JC: A funny image is eight of us crowding into a car to go find a place to get the photos taken.

BL: As we traveled, a lot of people tried, but couldn’t sleep.

JC: I wanted to look out and see what was happening.

BL: I was able to sleep a bit, finally, from exhaustion.

JC: You missed a monkey in a cage at a rest stop in Aleppo….There was no place with shade to sit once we were out of the bus. We all stuck together, though, as a group, to support one another.

BL: The experience brought us through both Christian and Muslim areas, on roads that we learned had later been bombed, and in some places that were not that welcoming.


Q: Were you able to keep in touch with your families at home?

BL: The only working phone at one point of the trip was the taxi driver’s phone. Thank goodness for the internet and for text messaging on cell phones! We linked to the internet at every possible point, and we text-messaged quite a bit to let others know we were safe.

JC: I purposefully didn’t contact my wife, because I knew she’d worry. I also knew she’d be busy with her work and with our young daughter, so she didn’t have much time to watch the news on television.
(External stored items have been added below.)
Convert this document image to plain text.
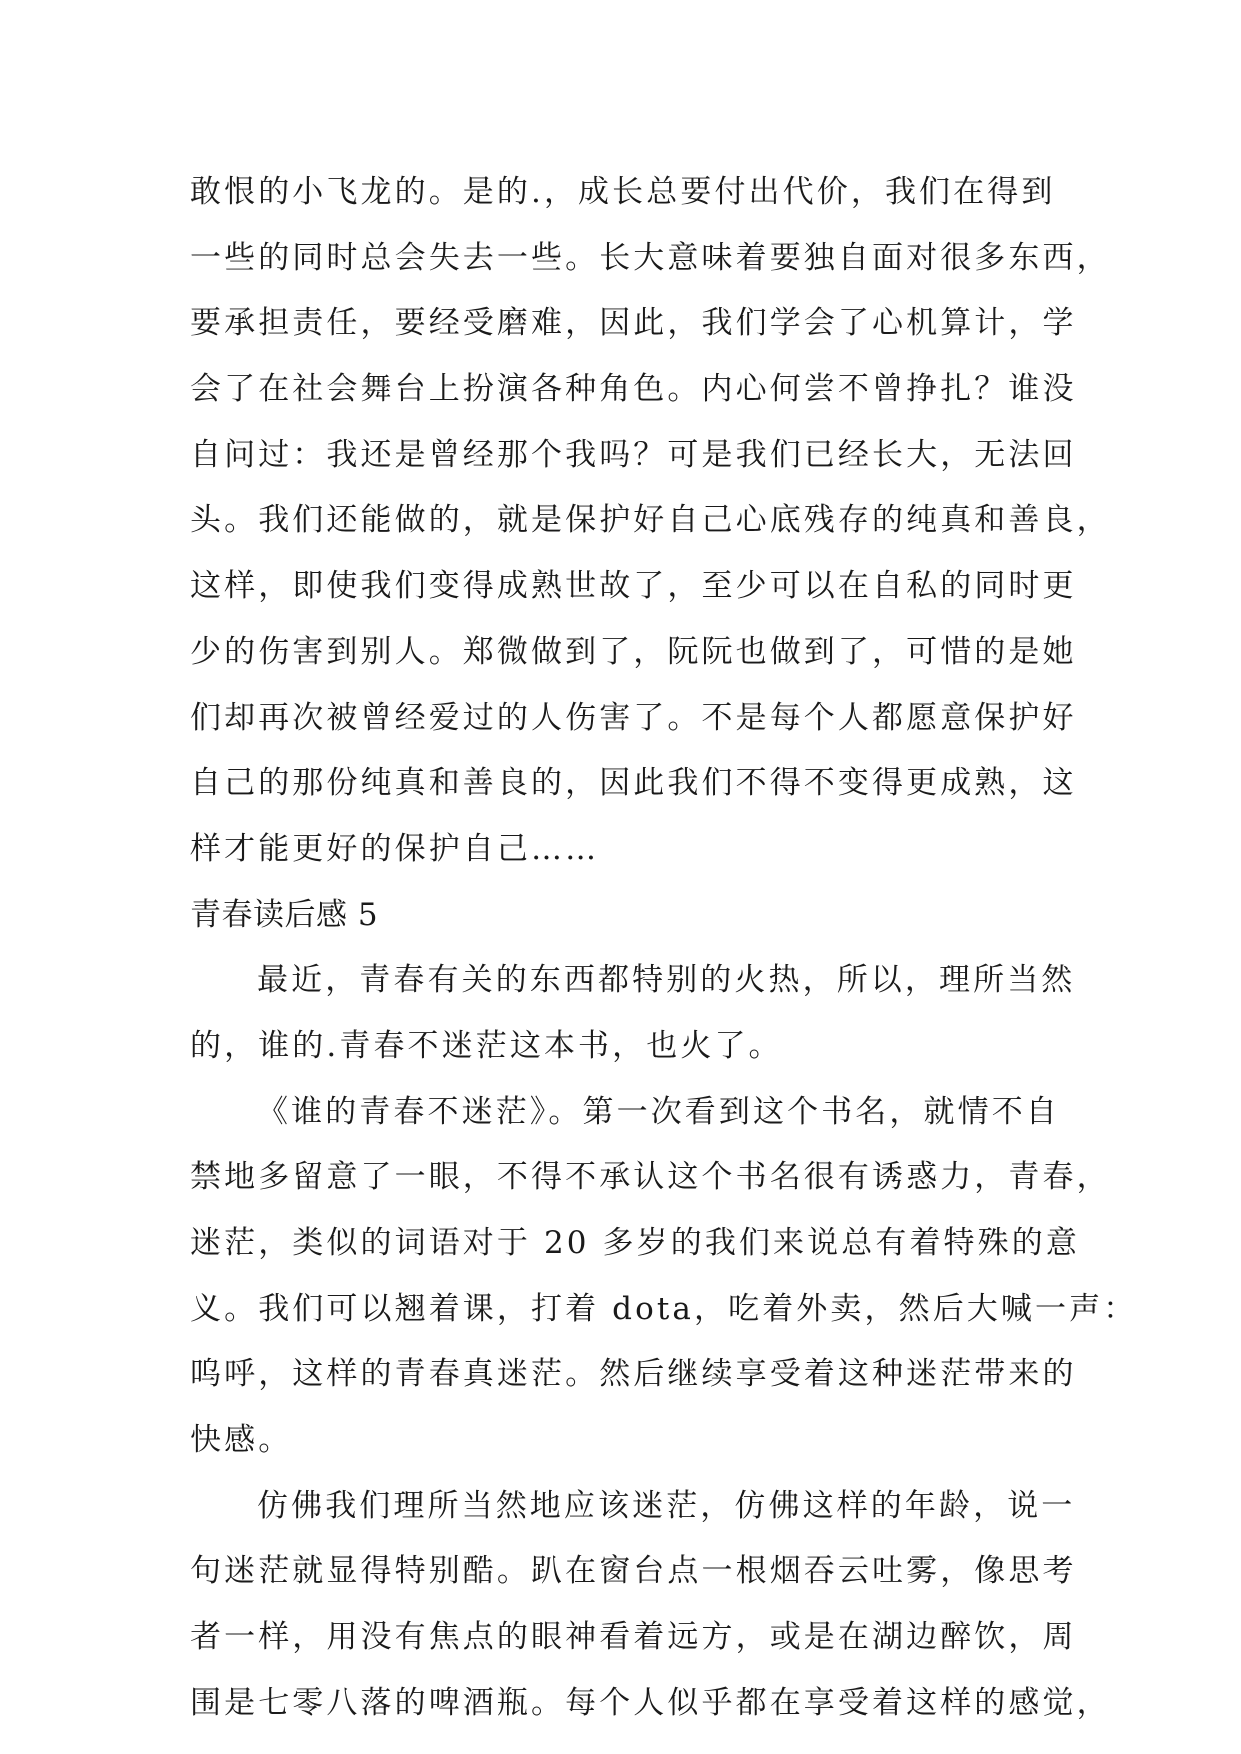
敢恨的小飞龙的。是的.，成长总要付出代价，我们在得到
一些的同时总会失去一些。长大意味着要独自面对很多东西，
要承担责任，要经受磨难，因此，我们学会了心机算计，学
会了在社会舞台上扮演各种角色。内心何尝不曾挣扎？谁没
自问过：我还是曾经那个我吗？可是我们已经长大，无法回
头。我们还能做的，就是保护好自己心底残存的纯真和善良，
这样，即使我们变得成熟世故了，至少可以在自私的同时更
少的伤害到别人。郑微做到了，阮阮也做到了，可惜的是她
们却再次被曾经爱过的人伤害了。不是每个人都愿意保护好
自己的那份纯真和善良的，因此我们不得不变得更成熟，这
样才能更好的保护自己……
青春读后感 5
最近，青春有关的东西都特别的火热，所以，理所当然
的，谁的.青春不迷茫这本书，也火了。
《谁的青春不迷茫》。第一次看到这个书名，就情不自
禁地多留意了一眼，不得不承认这个书名很有诱惑力，青春，
迷茫，类似的词语对于 20 多岁的我们来说总有着特殊的意
义。我们可以翘着课，打着 dota，吃着外卖，然后大喊一声：
呜呼，这样的青春真迷茫。然后继续享受着这种迷茫带来的
快感。
仿佛我们理所当然地应该迷茫，仿佛这样的年龄，说一
句迷茫就显得特别酷。趴在窗台点一根烟吞云吐雾，像思考
者一样，用没有焦点的眼神看着远方，或是在湖边醉饮，周
围是七零八落的啤酒瓶。每个人似乎都在享受着这样的感觉，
But my parents in China called her asking how I was doing….

JC: One thing we learned from this experience was to have cell phones with which we could at least text message around the world.



Q: What else do you bring away with you, from this experience?

BL: In addition to wanting to go back to Aleppo—a place full of history—in some calmer time, I learned that having a U.S. passport helped smooth the way. More importantly, I learned again about true commitment. Even after the airport had been bombed, our students showed up for their residency classes, presented their final projects, and kept on with their work. Our students and their whole families are committed to their getting degrees.

BL: It’s difficult for students to pursue higher education in Lebanon; it’s hard to get a visa to study elsewhere, and to study at a Lebanese university, students have to pass the equivalent of an International Baccalauerate to gain admission. Programs like Empire State College’s Lebanon Residency Program are the only alternative for higher education for many students.

JC: And I learned that programs like this are important educational opportunities for U.S. faculty, to get a better understanding of a different culture and different educational approaches, and for students to get to know Americans.

Q: So what happened to the other two faculty who decided to wait for U.S. Government evacuation?

BL: We kept in good communication. While they waited (9 days more), the population of the hotel kept shifting, as tourists left, families from southern Lebanon moved in on their way to the safer mountains in the north, and then more Americans moved in as the U.S. Embassy sent them there to await evacuation. They reported that our students kept calling them and offering help. Finally, they ended up on a ship to Cyprus, and from there flew home.